|Photo by ppdigital|
Most of us make fundamental decisions in life based on trying to achieve a single fixed goal, but if you’re prepared to look a little further unexpected benefits can often be found.
Any decision or choice you make in life is likely to have direct and indirect consequences. In making your decision your are going to weigh up the pros and and cons of the obvious and predictable consequences. However, there will always be something you hadn’t thought of, that with a little work or change of attitude, may be turned to your benefit.
These secondary or tangential benefits are not necessarily be monetary and may present themselves in various guises that aren’t immediately obvious. Some you will need to seek out, others are already there, but perhaps you just didn’t see them as such.
Isaac Newton is famously accredited with the saying;
“For every action there is an equal and opposite reaction.”
While this was describing physical forces, it has many resonances with our “actions” or decisions in life insomuch as anything we do will precipitate some “reaction”, be it positive or negative, or predicted or unpredicted.
While we hopefully try to predict the reactions to our decisions, unpredictable consequences are inevitable. The mathematical analogy to which might be chaos theory, where one tiny event can result in vastly disproportionate consequences.

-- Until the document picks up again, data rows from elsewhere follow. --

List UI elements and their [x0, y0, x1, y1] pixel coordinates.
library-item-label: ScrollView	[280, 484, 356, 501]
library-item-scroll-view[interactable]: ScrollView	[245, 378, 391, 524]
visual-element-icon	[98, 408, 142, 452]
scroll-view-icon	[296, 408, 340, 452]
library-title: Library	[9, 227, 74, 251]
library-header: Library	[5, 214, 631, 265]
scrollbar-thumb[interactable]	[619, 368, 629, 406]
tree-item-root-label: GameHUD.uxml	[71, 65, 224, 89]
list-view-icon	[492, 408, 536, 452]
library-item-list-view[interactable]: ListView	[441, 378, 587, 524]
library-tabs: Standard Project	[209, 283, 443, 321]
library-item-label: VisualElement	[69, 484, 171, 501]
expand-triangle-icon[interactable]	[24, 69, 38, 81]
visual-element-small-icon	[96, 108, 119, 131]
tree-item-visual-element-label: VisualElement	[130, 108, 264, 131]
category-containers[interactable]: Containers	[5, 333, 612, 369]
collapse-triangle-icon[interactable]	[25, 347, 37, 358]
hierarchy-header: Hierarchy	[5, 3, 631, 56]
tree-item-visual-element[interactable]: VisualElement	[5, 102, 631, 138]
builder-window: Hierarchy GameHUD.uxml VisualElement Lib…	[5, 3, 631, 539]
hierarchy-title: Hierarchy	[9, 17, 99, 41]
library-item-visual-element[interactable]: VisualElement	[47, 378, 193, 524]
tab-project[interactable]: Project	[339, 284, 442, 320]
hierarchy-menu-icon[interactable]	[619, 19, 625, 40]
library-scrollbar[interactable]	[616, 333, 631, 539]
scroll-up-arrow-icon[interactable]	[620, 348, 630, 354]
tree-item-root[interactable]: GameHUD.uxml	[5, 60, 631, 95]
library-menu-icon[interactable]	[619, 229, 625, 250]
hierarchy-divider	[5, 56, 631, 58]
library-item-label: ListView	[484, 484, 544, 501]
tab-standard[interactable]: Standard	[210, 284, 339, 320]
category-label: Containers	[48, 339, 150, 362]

So if we accept that anything we do will have unforeseen consequence, potentially opening up new possibilities, the trick then becomes seeking these opportunities out, or learning to recognise them, and then trying to capitalise on them.

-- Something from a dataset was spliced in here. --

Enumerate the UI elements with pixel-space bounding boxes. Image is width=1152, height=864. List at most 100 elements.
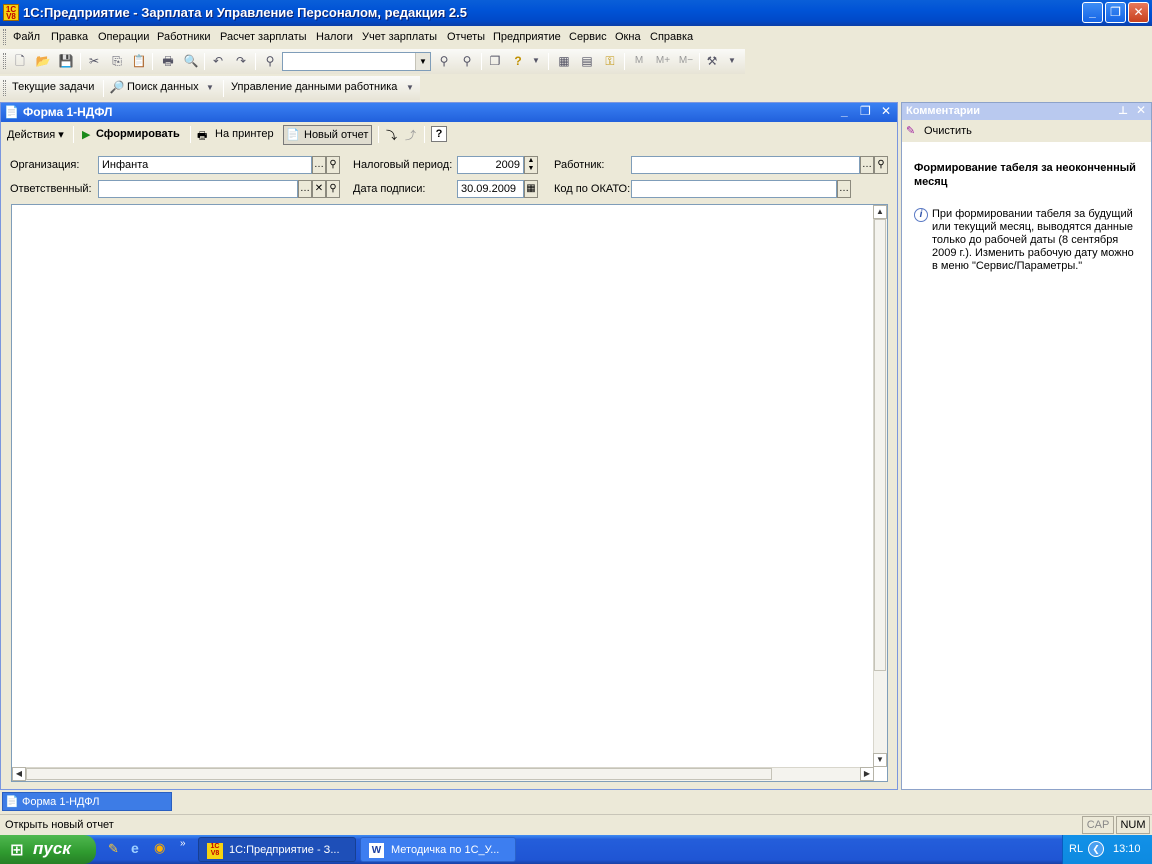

While achieving your primary goals should be immediately obvious, recognising secondary benefits in your endeavours may be less so.
By way of example…
A few years ago I was talking to my gardener George about websites. George asked “How do you make money from websites?”, to which I explained “one of two ways, you either sell something directly, like a product or service, or you provide free content and make money from advertising.”

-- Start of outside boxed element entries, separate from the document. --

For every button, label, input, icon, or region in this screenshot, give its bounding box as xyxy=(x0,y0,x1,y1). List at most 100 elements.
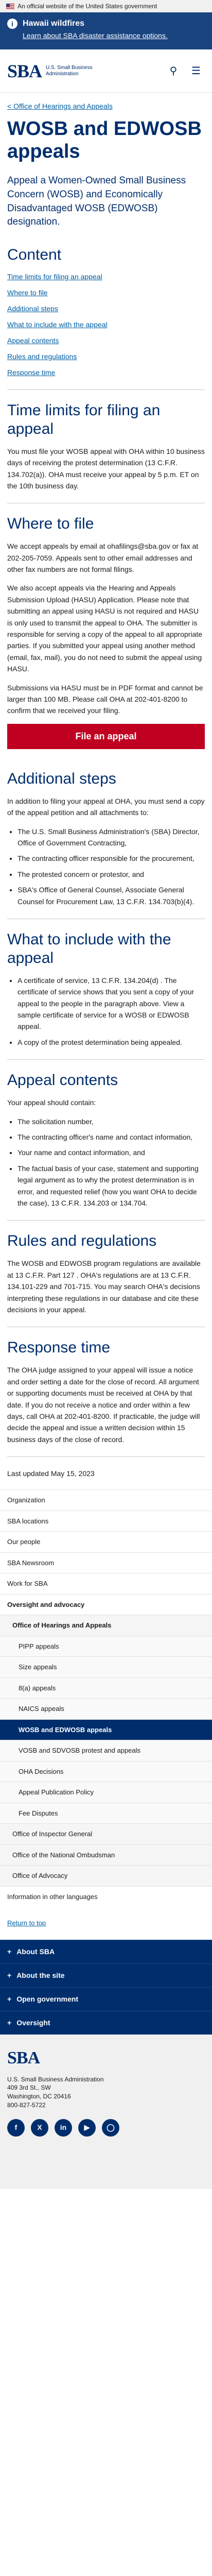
divider xyxy=(7,1220,205,1221)
breadcrumb-link[interactable]: < Office of Hearings and Appeals xyxy=(7,102,113,110)
page-title: WOSB and EDWOSB appeals xyxy=(7,118,202,162)
breadcrumb: < Office of Hearings and Appeals xyxy=(7,101,205,112)
sidenav-item[interactable]: Organization xyxy=(0,1489,212,1511)
paragraph: The OHA judge assigned to your appeal wi… xyxy=(7,1366,200,1444)
bullet-list: The U.S. Small Business Administration's… xyxy=(17,826,205,907)
accordion-label: Oversight xyxy=(16,2018,50,2027)
return-to-top-link[interactable]: Return to top xyxy=(7,1919,46,1927)
toc-link[interactable]: Appeal contents xyxy=(7,336,59,345)
content-heading: Content xyxy=(7,246,62,263)
x-icon[interactable]: X xyxy=(31,2119,48,2137)
section-heading: Time limits for filing an appeal xyxy=(7,401,161,437)
sidenav-item[interactable]: 8(a) appeals xyxy=(0,1677,212,1699)
list-item: The U.S. Small Business Administration's… xyxy=(17,826,205,849)
list-item: A copy of the protest determination bein… xyxy=(17,1037,205,1048)
list-item: The solicitation number, xyxy=(17,1116,205,1127)
toc-link[interactable]: What to include with the appeal xyxy=(7,320,108,329)
list-item: The protested concern or protestor, and xyxy=(17,869,205,880)
sidenav-item[interactable]: Office of the National Ombudsman xyxy=(0,1844,212,1866)
return-to-top: Return to top xyxy=(0,1907,212,1940)
accordion-label: Open government xyxy=(16,1994,78,2003)
list-item: Your name and contact information, and xyxy=(17,1147,205,1158)
divider xyxy=(7,389,205,390)
plus-icon: + xyxy=(7,1994,12,2003)
file-appeal-button[interactable]: File an appeal xyxy=(7,723,205,749)
accordion-item[interactable]: + Oversight xyxy=(0,2010,212,2035)
footer-logo[interactable]: SBA xyxy=(7,2045,205,2071)
footer-org: U.S. Small Business Administration xyxy=(7,2075,104,2083)
paragraph: We also accept appeals via the Hearing a… xyxy=(7,584,203,673)
sidenav-item[interactable]: Appeal Publication Policy xyxy=(0,1782,212,1803)
bullet-list: The solicitation number, The contracting… xyxy=(17,1116,205,1209)
logo-text: U.S. Small Business Administration xyxy=(46,64,93,77)
footer-accordion: + About SBA + About the site + Open governm… xyxy=(0,1939,212,2035)
toc-link[interactable]: Where to file xyxy=(7,289,48,297)
sidenav-item-active[interactable]: WOSB and EDWOSB appeals xyxy=(0,1719,212,1740)
sidenav-item[interactable]: NAICS appeals xyxy=(0,1698,212,1719)
section-heading: Where to file xyxy=(7,515,94,533)
sidenav-item[interactable]: Our people xyxy=(0,1531,212,1552)
list-item: A certificate of service, 13 C.F.R. 134.… xyxy=(17,975,205,1032)
paragraph: You must file your WOSB appeal with OHA … xyxy=(7,447,205,490)
instagram-icon[interactable]: ◯ xyxy=(102,2119,119,2137)
toc-link[interactable]: Time limits for filing an appeal xyxy=(7,273,102,281)
accordion-item[interactable]: + About the site xyxy=(0,1963,212,1987)
list-item: The contracting officer's name and conta… xyxy=(17,1131,205,1143)
paragraph: In addition to filing your appeal at OHA… xyxy=(7,796,205,817)
accordion-item[interactable]: + Open government xyxy=(0,1987,212,2011)
sidenav-item[interactable]: Fee Disputes xyxy=(0,1802,212,1824)
facebook-icon[interactable]: f xyxy=(7,2119,25,2137)
alert-link[interactable]: Learn about SBA disaster assistance opti… xyxy=(23,31,168,40)
linkedin-icon[interactable]: in xyxy=(55,2119,72,2137)
section-heading: Appeal contents xyxy=(7,1072,118,1089)
toc-link[interactable]: Response time xyxy=(7,368,55,377)
section-heading: Rules and regulations xyxy=(7,1232,157,1250)
sidenav-item[interactable]: Information in other languages xyxy=(0,1886,212,1907)
toc-link[interactable]: Rules and regulations xyxy=(7,352,77,361)
sidenav-item[interactable]: SBA locations xyxy=(0,1510,212,1532)
paragraph: We accept appeals by email at ohafilings… xyxy=(7,542,199,574)
paragraph: Your appeal should contain: xyxy=(7,1098,96,1107)
sidenav-item[interactable]: OHA Decisions xyxy=(0,1760,212,1782)
sidenav-item[interactable]: Oversight and advocacy xyxy=(0,1594,212,1615)
sidenav-item[interactable]: Office of Hearings and Appeals xyxy=(0,1615,212,1636)
sidenav-item[interactable]: VOSB and SDVOSB protest and appeals xyxy=(0,1740,212,1761)
accordion-label: About SBA xyxy=(16,1947,55,1956)
list-item: The factual basis of your case, statemen… xyxy=(17,1163,205,1209)
alert-banner: i Hawaii wildfires Learn about SBA disas… xyxy=(0,12,212,49)
toc-link[interactable]: Additional steps xyxy=(7,304,58,313)
section-heading: What to include with the appeal xyxy=(7,930,171,967)
footer-address: Washington, DC 20416 xyxy=(7,2093,71,2100)
last-updated: Last updated May 15, 2023 xyxy=(7,1469,95,1478)
footer-contact: U.S. Small Business Administration 409 3… xyxy=(7,2075,205,2110)
paragraph: Submissions via HASU must be in PDF form… xyxy=(7,683,203,715)
site-header: SBA U.S. Small Business Administration ⚲… xyxy=(0,49,212,93)
table-of-contents: Time limits for filing an appeal Where t… xyxy=(7,272,205,378)
side-navigation: Organization SBA locations Our people SB… xyxy=(0,1489,212,1907)
section-heading: Response time xyxy=(7,1339,111,1357)
accordion-label: About the site xyxy=(16,1971,65,1979)
list-item: The contracting officer responsible for … xyxy=(17,853,205,864)
sidenav-item[interactable]: Work for SBA xyxy=(0,1573,212,1594)
plus-icon: + xyxy=(7,2018,12,2027)
gov-banner-text: An official website of the United States… xyxy=(17,3,157,10)
sidenav-item[interactable]: Size appeals xyxy=(0,1656,212,1677)
sba-logo[interactable]: SBA U.S. Small Business Administration xyxy=(7,57,97,85)
bullet-list: A certificate of service, 13 C.F.R. 134.… xyxy=(17,975,205,1048)
plus-icon: + xyxy=(7,1971,12,1979)
info-icon: i xyxy=(7,19,17,29)
section-heading: Additional steps xyxy=(7,770,116,787)
logo-mark: SBA xyxy=(7,60,42,81)
divider xyxy=(7,1059,205,1060)
divider xyxy=(7,1456,205,1458)
search-icon[interactable]: ⚲ xyxy=(165,62,182,80)
sidenav-item[interactable]: Office of Advocacy xyxy=(0,1865,212,1886)
menu-icon[interactable]: ☰ xyxy=(187,62,205,80)
list-item: SBA's Office of General Counsel, Associa… xyxy=(17,884,205,907)
sidenav-item[interactable]: SBA Newsroom xyxy=(0,1552,212,1573)
accordion-item[interactable]: + About SBA xyxy=(0,1939,212,1963)
sidenav-item[interactable]: Office of Inspector General xyxy=(0,1823,212,1844)
paragraph: The WOSB and EDWOSB program regulations … xyxy=(7,1259,201,1314)
sidenav-item[interactable]: PIPP appeals xyxy=(0,1635,212,1657)
youtube-icon[interactable]: ▶ xyxy=(78,2119,96,2137)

Out of this conversation the Plant Advice website was born. Using my technical skills to develop the website and George’s horticultural knowledge to write the content, our ultimate aim was to generate income from advertising.
We have now achieved that aim, the website is beginning to generate a small income for George, which was the primary goal, and I had fun developing the website, but where were the secondary benefits?
The second, more subtle benefit came from having developed a website that attracts over 10,000 visitors a month, which is a very useful marketing tool to demonstrate my design skills and abilities.
The third benefit was less obvious, but highlights the issue of looking deeper into things to see how you can capitalise on your assets.
Last year I went to the RHS Chelsea Flower Show for the first time, some photos of which I added to the Plant Advice website in a new gallery section. The tickets cost £40 each!
This year I went to the RHS Hampton Court Flower Show. Only I didn’t pay for the tickets this time! No, I didn’t sneak in, but managed to get press passes on the back of the Plant Advice website. Not only did I save £50 in ticket costs, but went on a day that was only open to the press, so didn’t get jostled by the thronging crowds.
Being press I was also able to go into the show gardens to take photographs, and was offered a glass of Pimms in the Homebase garden and a glass of Sherry in the Croft garden by two rather attractive young ladies. Result!
I would never have considered this possibility when I set up the website, so while the website is achieving its primary aim and has a few secondary benefits which have been exploited for a while, the Hampton Court trip was a real tangential benefit. Roll on Chelsea next year…
While you should be looking for secondary benefits in the positive things you do, when things go wrong there can often be tangential benefits that you would never have encountered otherwise, or as the old saying goes:
“Every cloud has a silver lining.”
This is easier said than done, as when things go wrong, it’s often very difficult to see any positives, but if you can try and find the positives in bad situations, then you’ll probably lead a happier and more contented life than your grumpy counterparts.
By way of example…
In July 2000 I dived into my next door neighbour’s swimming pool, breaking my neck and leaving me paralysed from the neck down. As a further consequence of which, my marriage broke down and my wife moved to mid Wales with my young son. Not, generally speaking, a very positive situation.
While I’ve now come to terms with my situation and got on with life, it may still be considered as far from ideal, so where’s the positive in all this, where’s the tangential benefit?
My son! I now get to see my son for a week at a time for school holidays and half term holidays. So how’s that a benefit? Well not much in it’s own right, as I guess many estranged fathers are in similar situations with visitations in this respect. However, because of my circumstances, I no longer work for a living, which means my son has 100% of my time when he’s with me.
That’s a luxury that most fathers who work full-time for a living don’t get, so I consider that a blessing and cherish every moment with my son.
Half Empty or Half Full?
So, are you the sort of person who’s glass is half empty or half full? Are you going to try and find the positives in situations and try and seek out secondary or tangential benefits, or let them pass by and whinge about how everybody else seems to get all the opportunities?
Opportunities are all around you, you just need to open your eyes to the possibilities. Carpe diem!